In 1960, they moved to Bedford, MA. Their son Evan was born in 1961. In 1962 they moved to Lexington, where they participated in public service organizations, local politics, and Jewish congregations. He entered the Naval Reserve as a Lieutenant Commander, but resigned his commission over U.S. involvement in Viet Nam.

He worked for many consulting firms, mostly around Boston, including 13 years at Arthur D. Little. In 1988, he founded ASM Associated, which he ran for 20 years before retiring.

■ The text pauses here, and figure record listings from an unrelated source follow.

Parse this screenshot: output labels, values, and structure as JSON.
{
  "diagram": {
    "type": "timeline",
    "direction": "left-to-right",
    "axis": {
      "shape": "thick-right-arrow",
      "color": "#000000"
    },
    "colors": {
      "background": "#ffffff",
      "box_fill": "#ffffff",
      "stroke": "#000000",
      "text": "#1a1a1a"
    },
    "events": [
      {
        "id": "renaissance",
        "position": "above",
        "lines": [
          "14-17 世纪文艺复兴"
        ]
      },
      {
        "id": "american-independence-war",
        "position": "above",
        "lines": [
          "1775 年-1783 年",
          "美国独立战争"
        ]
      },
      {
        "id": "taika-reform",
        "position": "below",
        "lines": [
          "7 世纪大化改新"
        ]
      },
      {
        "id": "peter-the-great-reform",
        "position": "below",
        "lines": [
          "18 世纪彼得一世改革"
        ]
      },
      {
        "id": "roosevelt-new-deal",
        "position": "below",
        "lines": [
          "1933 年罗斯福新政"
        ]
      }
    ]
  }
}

In the 1980’s Tony and Sabra built a vacation house on a pond in Conway, NH. In 2011 they retired there after 50 years in Lexington. Health problems brought them to Kendal in 2015. He quickly made new friends and was known for his social nature and jokes.

He loved languages, words and their origins, Scrabble, collecting and trading stamps, reading (fiction and nonfiction, often about spies), folk music, travel, jokes (good or not), chocolate, cutting wood, and napping. He deeply loved his family, both near and far.

He is survived by his wife Sabra of Hanover; his son Mike and Mike’s wife Dani Capsis of Lyme; his son Evan and Evan’s wife Becky Derby and their children Mark and Eliza of Lexington, MA. He left many friends of all ages in many places.

On Friday, 3 January 2020, at 2:30 p.m., there will be a gathering at Kendal, 67 Cummings Rd., Hanover.

The family welcomes donations in Tony’s name to www.bluecardfund.org, which helps Holocaust survivors, or www.michaeljfox.org for Parkinson’s Disease research.